No room at the inn

    It has been a damaging few weeks for the social housing sector,
    which has finally been called to account for its failure to meet
    the needs of some of the most vulnerable groups in society.

    First, the Audit Commission is to investigate the allocations
    policies of the housing associations after claims they are
    “covertly excluding some vulnerable groups” – notably ex-offenders
    and young people with chaotic lives.

    Second, homelessness charity Centrepoint has claimed thousands of
    homeless 16-17 year olds are being placed “at serious risk of
    abuse” in bed and breakfast hotels. Government figures show that,
    as new targets which prevent families staying more than six weeks
    in B&B start to bite, desperate councils have simply moved the
    families out and replaced them with vulnerable teenagers.

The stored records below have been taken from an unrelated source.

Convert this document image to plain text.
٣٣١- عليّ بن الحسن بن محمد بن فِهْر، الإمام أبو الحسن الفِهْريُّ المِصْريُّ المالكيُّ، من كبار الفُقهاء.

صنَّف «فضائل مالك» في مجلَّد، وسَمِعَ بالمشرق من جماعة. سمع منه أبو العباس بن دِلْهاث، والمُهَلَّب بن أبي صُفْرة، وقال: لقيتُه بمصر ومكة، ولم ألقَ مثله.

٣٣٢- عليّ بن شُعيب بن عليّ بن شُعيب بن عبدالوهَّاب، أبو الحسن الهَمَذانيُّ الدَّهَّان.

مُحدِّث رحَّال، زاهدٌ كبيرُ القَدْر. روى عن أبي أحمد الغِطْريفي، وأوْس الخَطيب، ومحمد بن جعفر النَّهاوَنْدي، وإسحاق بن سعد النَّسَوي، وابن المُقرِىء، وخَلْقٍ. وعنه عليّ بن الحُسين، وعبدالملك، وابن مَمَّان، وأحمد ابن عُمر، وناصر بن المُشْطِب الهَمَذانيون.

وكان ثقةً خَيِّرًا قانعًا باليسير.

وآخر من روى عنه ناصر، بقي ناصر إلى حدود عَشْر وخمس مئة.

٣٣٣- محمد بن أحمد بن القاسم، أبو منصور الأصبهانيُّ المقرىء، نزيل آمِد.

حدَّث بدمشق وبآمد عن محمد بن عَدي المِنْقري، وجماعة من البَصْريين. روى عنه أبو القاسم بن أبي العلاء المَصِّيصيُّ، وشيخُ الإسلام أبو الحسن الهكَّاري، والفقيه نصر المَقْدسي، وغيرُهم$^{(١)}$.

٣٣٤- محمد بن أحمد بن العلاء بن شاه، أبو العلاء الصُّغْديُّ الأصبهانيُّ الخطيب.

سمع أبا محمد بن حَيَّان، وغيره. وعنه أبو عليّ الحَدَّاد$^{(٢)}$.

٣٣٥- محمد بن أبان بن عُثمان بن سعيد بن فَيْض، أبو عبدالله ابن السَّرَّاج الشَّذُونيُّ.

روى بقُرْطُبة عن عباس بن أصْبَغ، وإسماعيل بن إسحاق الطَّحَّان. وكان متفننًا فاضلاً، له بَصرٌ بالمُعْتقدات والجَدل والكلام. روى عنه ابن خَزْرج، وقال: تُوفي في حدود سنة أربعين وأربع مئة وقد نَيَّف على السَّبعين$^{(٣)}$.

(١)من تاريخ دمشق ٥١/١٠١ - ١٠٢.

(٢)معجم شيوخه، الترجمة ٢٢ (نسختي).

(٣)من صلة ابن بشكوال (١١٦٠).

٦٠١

    And third, the Housing Corporation – the quango which funds housing
    associations – has just come under fire from an influential
    parliamentary committee for having “lost its vision” and for
    failing to champion the cause of social housing.

    Twenty years ago, councils could allocate their own housing on the
    basis of need. Today, social landlords are expected to be “in
    business for neighbourhoods”, and their business-like finances
    don’t leave much room for vulnerable people. Landlords won’t risk
    troublesome teenagers frightening other residents away. They seek
    reliable tenants who pay the rent, keep their gardens tidy, and get
    on with the neighbours. The result may well be sustainable
    communities, rather than ghettoes of deprivation, crime and
    poverty. But where does this leave those most in need –
    ex-offenders, young homeless people, and those struggling with drug
    or alcohol problems?

    It is time for the government to redefine – unambiguously – what
    and who social housing is for, and how it should work. It should
    issue firm guidance to social landlords and social care providers
    on how to work together, and end anomalies that allow housing
    departments to send a homeless 16 year old back to social services
    as “a child in need” while social services tell them “you’re
    homeless, go to the housing department”. And it should address the
    chronic shortage of affordable housing of all kinds.